If he got away, his choices were two: keep his mouth shut or blow the whistle. He knew that, for a variety of reasons, he would probably keep quiet. Which meant simply dealing himself out—writing off the last month o
f back-breaking labor, writing off any chance to change the suicidal course of world politics at a stroke, most of all writing off his good friend and erstwhile lover Bobbi Anderson, who had been in absentia for the best part of two weeks now.
Third option: Get rid of it. Blow it up. Destroy it. Make it no more than another vague rumor, like the supposed aliens in Hangar 18.
In spite of his dull fury at the insanity of nuclear power and the energy-swilling technocratic pigs who had created it and underwritten it and refused to see its dangers even in the wake of Chernobyl, in spite of his depression at the AP Wirephoto of the scientists advancing the Black Clock to two minutes before midnight, he fully recognized the possibility that destroying the ship might be the best thing he could possibly do. The oxidation of whatever had been impregnated in the surface of its hull (deliberately, he had no doubt) had created a cornucopia of mind-blowing gadgets out here; God alone knew what wonderful things might be waiting inside. But there was the other stuff, wasn’t there? The neurosurgeon in the crashed plane, that old man and the big state cop, maybe the lady constable, Mrs. McCausland, maybe the two other state cops who had disappeared, maybe even the Brown kid . . . how much of this could be laid at the door of this thing he was staring at, which was jutting out of the ground like the breeching snout of the greatest white whale ever dreamed of? Some? All? None of the above?
Gardener was sure of one thing—it wasn’t the last.
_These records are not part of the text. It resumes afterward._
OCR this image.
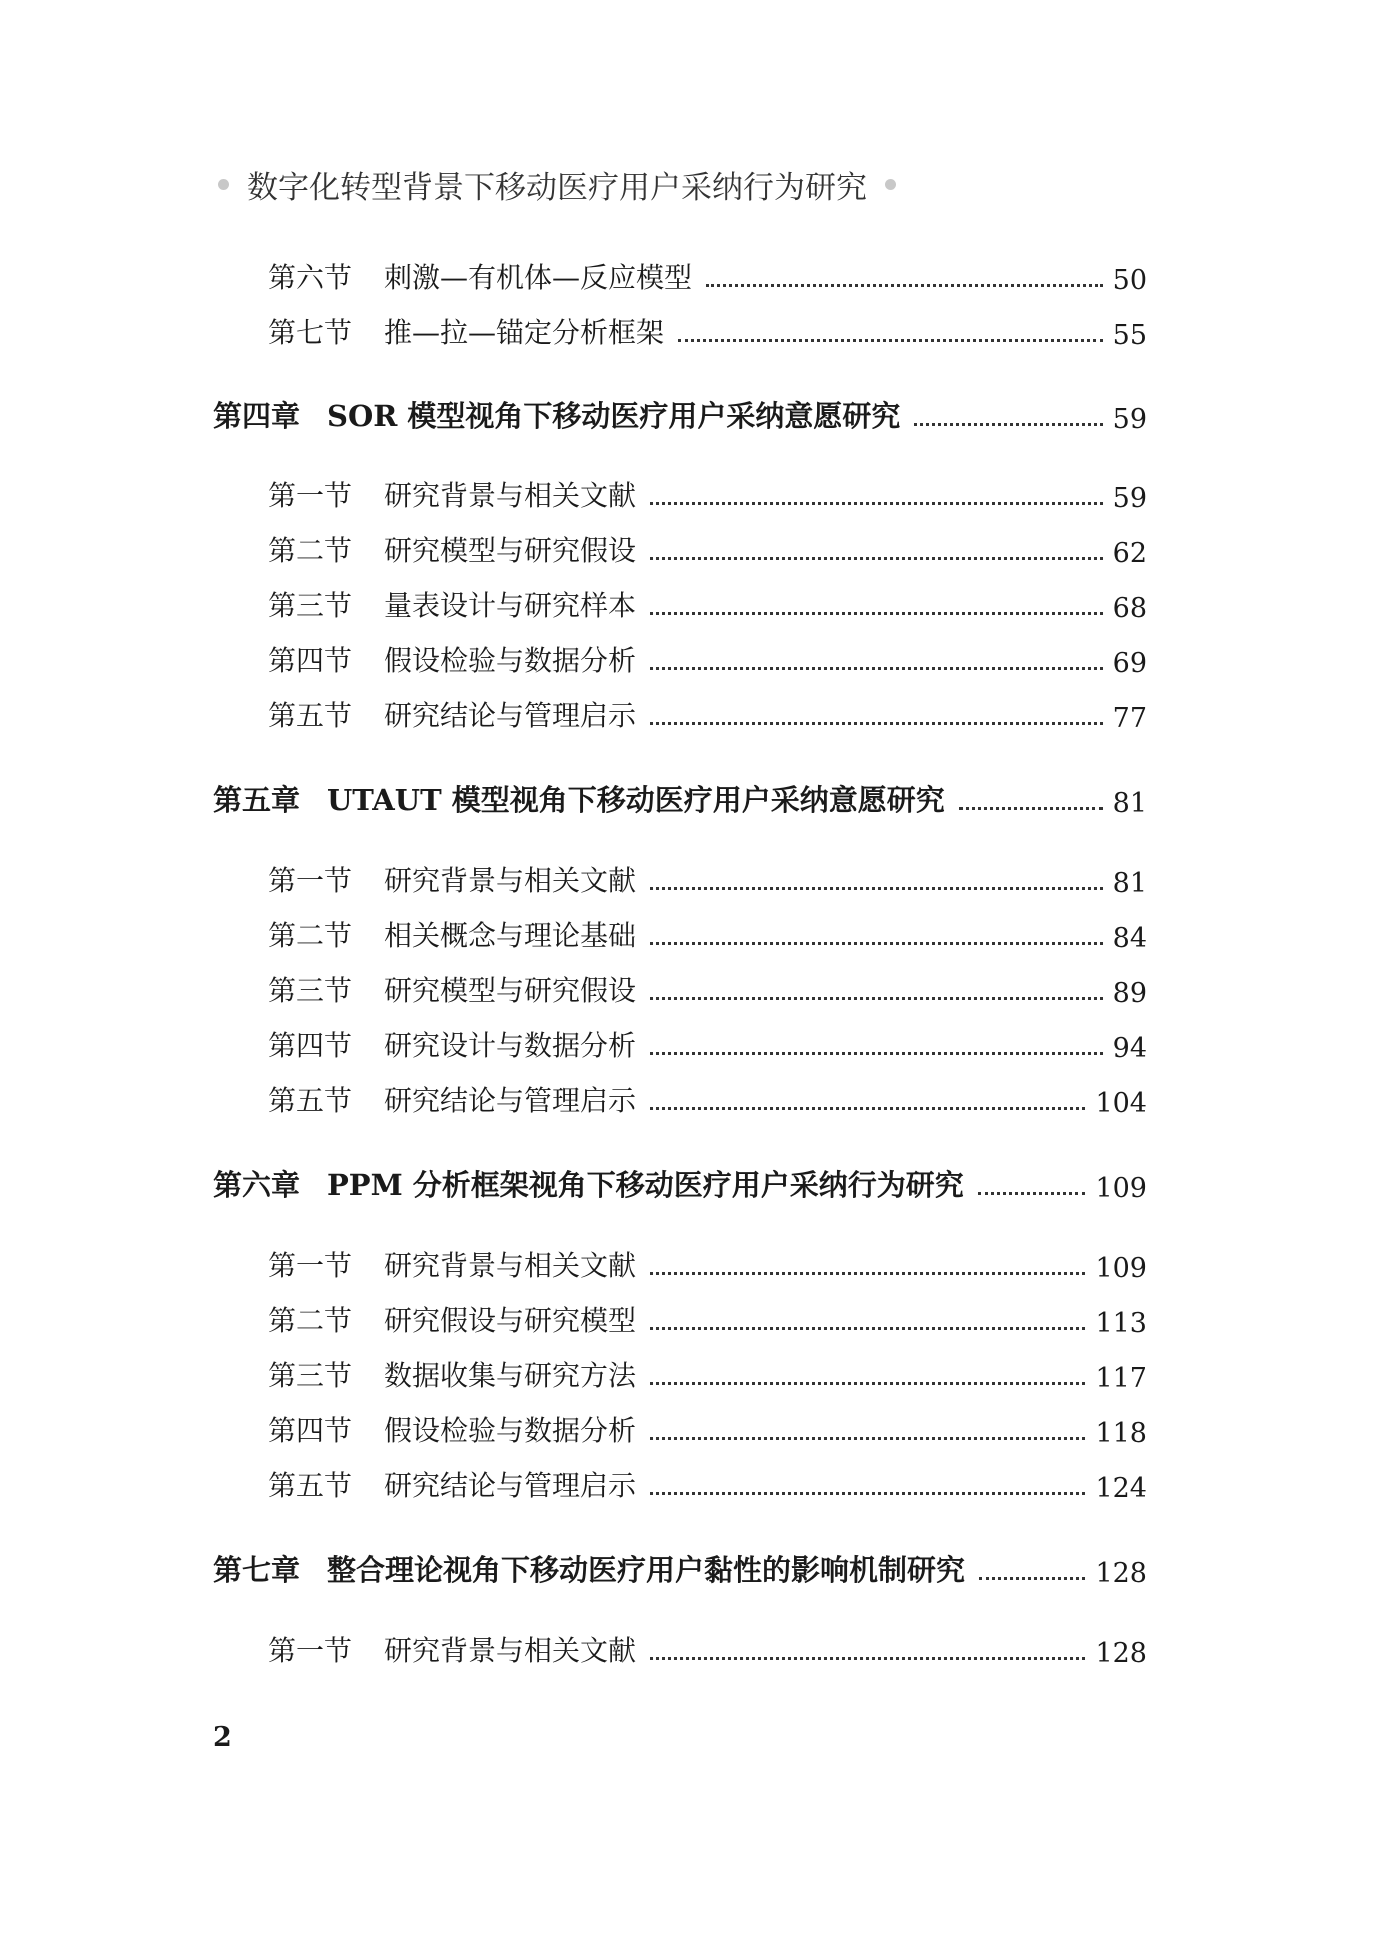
数字化转型背景下移动医疗用户采纳行为研究
第六节	刺激—有机体—反应模型	50
第七节	推—拉—锚定分析框架	55
第四章 SOR 模型视角下移动医疗用户采纳意愿研究	59
第一节	研究背景与相关文献	59
第二节	研究模型与研究假设	62
第三节	量表设计与研究样本	68
第四节	假设检验与数据分析	69
第五节	研究结论与管理启示	77
第五章 UTAUT 模型视角下移动医疗用户采纳意愿研究	81
第一节	研究背景与相关文献	81
第二节	相关概念与理论基础	84
第三节	研究模型与研究假设	89
第四节	研究设计与数据分析	94
第五节	研究结论与管理启示	104
第六章 PPM 分析框架视角下移动医疗用户采纳行为研究	109
第一节	研究背景与相关文献	109
第二节	研究假设与研究模型	113
第三节	数据收集与研究方法	117
第四节	假设检验与数据分析	118
第五节	研究结论与管理启示	124
第七章 整合理论视角下移动医疗用户黏性的影响机制研究	128
第一节	研究背景与相关文献	128
2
That the ship in the earth was a font of creation was undeniable . . . but it was also the wrecked craft of an unknowable species from somewhere far out in the blackness—creatures whose minds might be as different from those of human beings as human minds were from the minds of spiders. It was a marvelous, improbable artifact shining in the hazy sunlight of this Sunday morning ... but it was also a haunted house where demons might still walk between the walls and in the hollow places. There were times when he would look at it and feel his throat fill up with strangeness, as at the sight of flat eyes staring up at him from the earth.